Question #5c832

3 Answers
Oct 22, 2017

#s=36sqrt(2)-36#

Explanation:

(PS, it's best to draw this octagon. The explanation will make much more sense).

Imagine a regular octagon #ABCDEFGH#, where #A# is the point at the top left and you move clockwise to letter the points. We can use the following formula to determine each angle in an octagon:

#180*("num sides"-2)/("num sides")#

#=180*(8-2)/8#

#=180*6/8#

#=135^@#

Now, on your octagon, draw the line #AF#. Based on the problem, we know that #AF# is #36# inches. Let's also assume that every side length of the octagon has length #s#. Then, draw the line from point #G# to the line #AF#. Call this point of intersection #I#. Notice that #GI# and #AF# are perpendicular and #GI# and #GH# are perpendicular. This means that angle #HGI# is #90^@#, so angle #FGI# is #135-90=45^@#.

Since angle #GIF# is #90^@#, triangle #GIF# is a #45-45-90# triangle. Since #GF# has length #s#, we can use trigonometry to determine that #FI# has length #s/sqrt(2)#.

Note that if you draw the line from #H# to #AF# which intersect at point #J#, then you get rectangle #GHJI#. Since #GH# has side length #s#, so does #IJ#.

Finally, we can see that triangle #HJA# is congruent to #GIF#, so #JA# also has side length #s/sqrt(2)#.

We know that #AF# has length #36#. But #AF# can be broken down to three parts: #AJ#, #JI#, and #IF#. Thus:

#s/sqrt(2)+s+s/sqrt(2)=36#

#s+ssqrt(2)+s=36sqrt(2)#

#s(2+sqrt(2))=36sqrt(2)#

#s=(36sqrt(2))/(2+sqrt(2))#

#s=(36sqrt(2))/(2+sqrt(2))*(2-sqrt(2))/(2-sqrt(2))#

#s=(72sqrt(2)-72)/(2)#

#s=36sqrt(2)-36#

Oct 22, 2017

The sides are #14.9# inches long.

Explanation:

The distance between two parallel sides of the octagon is given as #36# inches.

A regular octagon can be divided up into two isosceles trapeziums and a rectangle. Therefore the distance of #36# inches is made up of:

Height + height + side. (height being the distance between the parallel sides of the isosceles trapeziums.

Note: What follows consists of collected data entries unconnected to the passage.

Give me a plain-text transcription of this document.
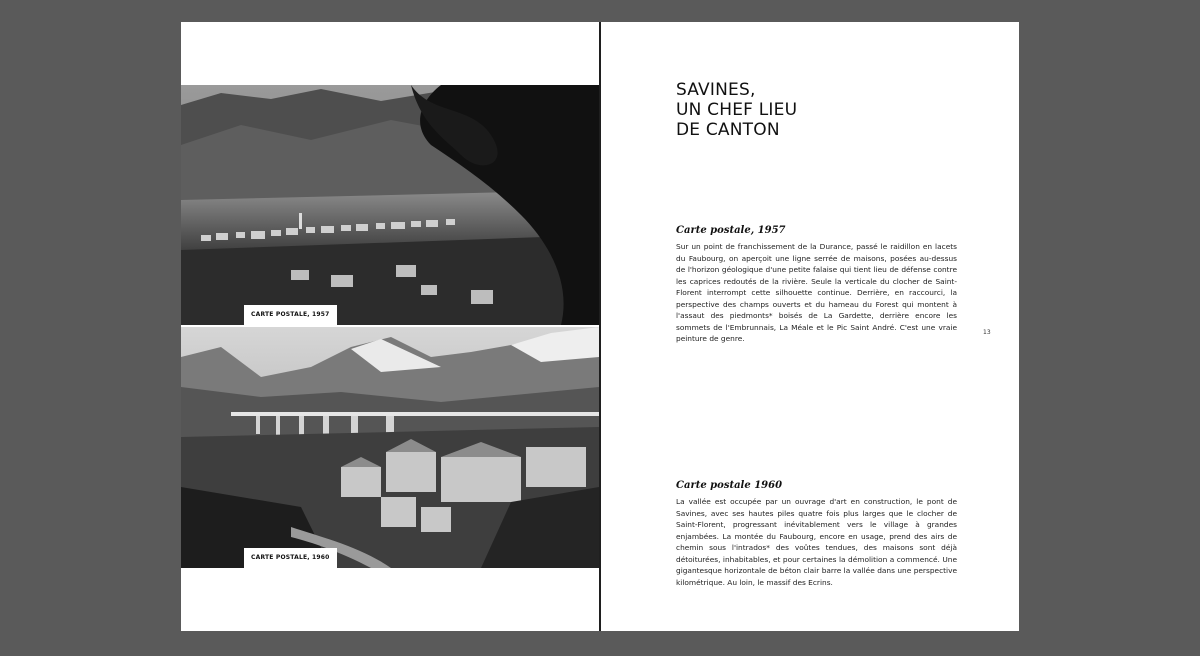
CARTE POSTALE, 1957
CARTE POSTALE, 1960
SAVINES,
UN CHEF LIEU
DE CANTON
Carte postale, 1957

Sur un point de franchissement de la Durance, passé le raidillon en lacets du Faubourg, on aperçoit une ligne serrée de maisons, posées au-dessus de l'horizon géologique d'une petite falaise qui tient lieu de défense contre les caprices redoutés de la rivière. Seule la verticale du clocher de Saint-Florent interrompt cette silhouette continue. Derrière, en raccourci, la perspective des champs ouverts et du hameau du Forest qui montent à l'assaut des piedmonts* boisés de La Gardette, derrière encore les sommets de l'Embrunnais, La Méale et le Pic Saint André. C'est une vraie peinture de genre.

13
Carte postale 1960

La vallée est occupée par un ouvrage d'art en construction, le pont de Savines, avec ses hautes piles quatre fois plus larges que le clocher de Saint-Florent, progressant inévitablement vers le village à grandes enjambées. La montée du Faubourg, encore en usage, prend des airs de chemin sous l'intrados* des voûtes tendues, des maisons sont déjà détoiturées, inhabitables, et pour certaines la démolition a commencé. Une gigantesque horizontale de béton clair barre la vallée dans une perspective kilométrique. Au loin, le massif des Ecrins.
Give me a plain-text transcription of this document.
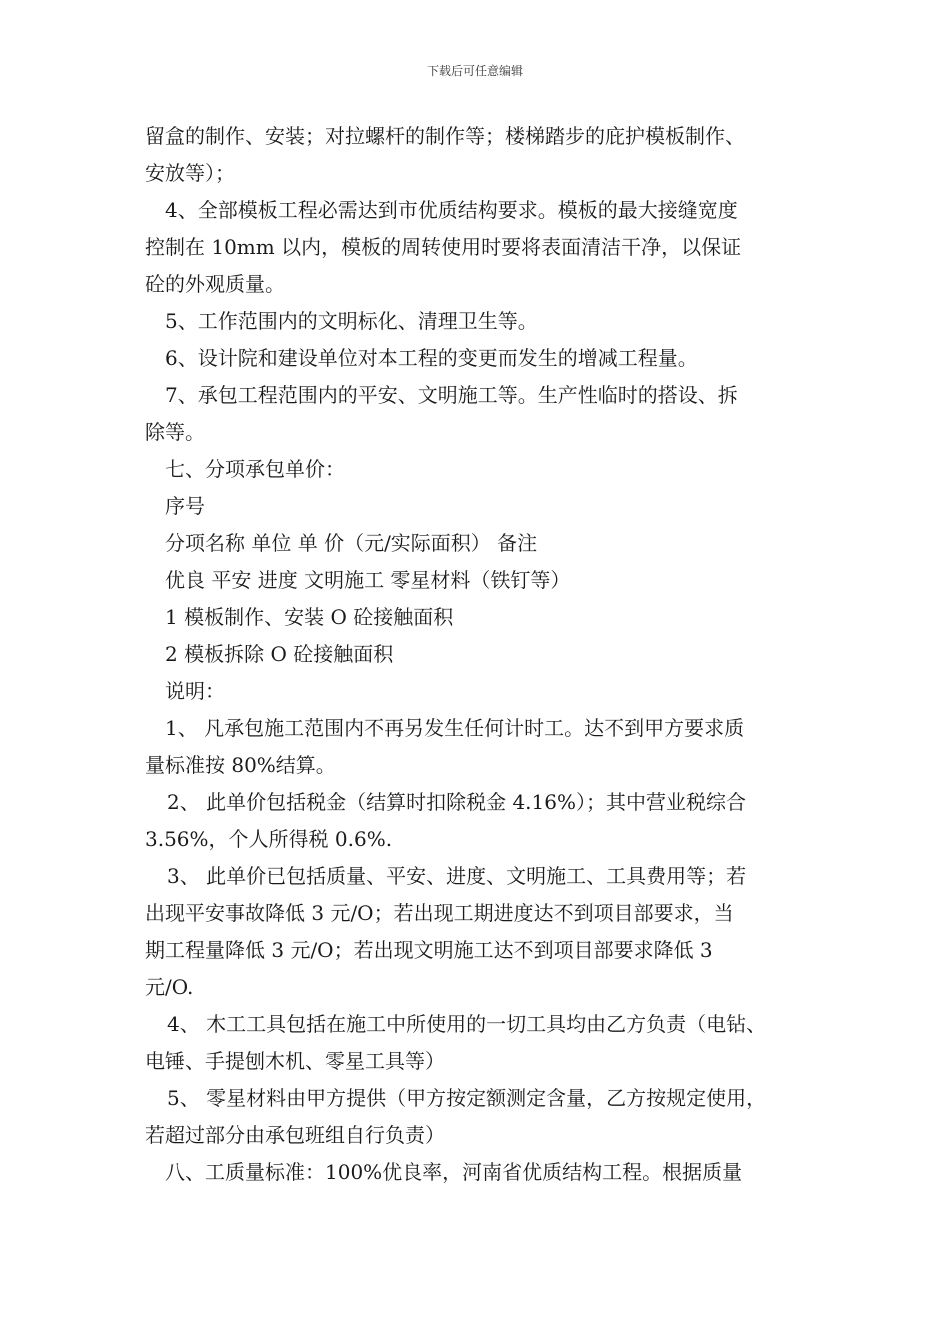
下载后可任意编辑
留盒的制作、安装；对拉螺杆的制作等；楼梯踏步的庇护模板制作、
安放等）；
4、全部模板工程必需达到市优质结构要求。模板的最大接缝宽度
控制在 10mm 以内，模板的周转使用时要将表面清洁干净，以保证
砼的外观质量。
5、工作范围内的文明标化、清理卫生等。
6、设计院和建设单位对本工程的变更而发生的增减工程量。
7、承包工程范围内的平安、文明施工等。生产性临时的搭设、拆
除等。
七、分项承包单价：
序号
分项名称 单位 单 价（元/实际面积） 备注
优良 平安 进度 文明施工 零星材料（铁钉等）
1 模板制作、安装 O 砼接触面积
2 模板拆除 O 砼接触面积
说明：
1、 凡承包施工范围内不再另发生任何计时工。达不到甲方要求质
量标准按 80%结算。
2、 此单价包括税金（结算时扣除税金 4.16%）；其中营业税综合
3.56%，个人所得税 0.6%.
3、 此单价已包括质量、平安、进度、文明施工、工具费用等；若
出现平安事故降低 3 元/O；若出现工期进度达不到项目部要求，当
期工程量降低 3 元/O；若出现文明施工达不到项目部要求降低 3
元/O.
4、 木工工具包括在施工中所使用的一切工具均由乙方负责（电钻、
电锤、手提刨木机、零星工具等）
5、 零星材料由甲方提供（甲方按定额测定含量，乙方按规定使用，
若超过部分由承包班组自行负责）
八、工质量标准：100%优良率，河南省优质结构工程。根据质量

As each angle of the octagon is #135°# , the base angles of the trapezium are #135°-90° = 45°#

We therefore need to find the heights of two right-angled isosceles triangles.

With #s# as the length of the sides of the octagon and #h# as the equal sides of the triangles, by Pythagoras' we have:

#h^2+h^2 = s^2#

#2h^2 = s^2#

#h^2 = s^2/2#

#h = sqrt(s^2/2)#

Now make an equation from: height + height + side = #36#

#sqrt(s^2/2)+sqrt(s^2/2)+s =36#

#(2sqrts^2)/sqrt2 = 36-s#

#(2sqrts^2)/sqrt2 xxsqrt2/sqrt2= 36-s#

#(cancel2sqrt(2s^2))/cancel2=36-s" "larr# square both sides

#2s^2 = 1296-72s+s^2#

#s^2 +72s -1296=0" "larr# solve by completing the square

#s^2 +72s +36^2 = 1296+36^2#

#(s+36)^2 = 2592#

#s+36 = sqrt2592" "larr# only positive root is valid

#s = 50.911688 -36#

#s=14.9# inches

Oct 22, 2017

#14.91# (2.d.p.)

Explanation:

There is a really quick way of solving this.

#180/8=45# This is the angle at the apex of the triangles that are form when dividing the octagon into sectors. #36/2=18# is the length of the perpendicular bisector of the angle at the apex and meets the base line you want to find. So using this:

#tan(22.5)= 1/2#base line/18:

So:

18tan(22.5)= half the length of octagon side:

#36tan(22.5)= 14.91# (2.d.p.)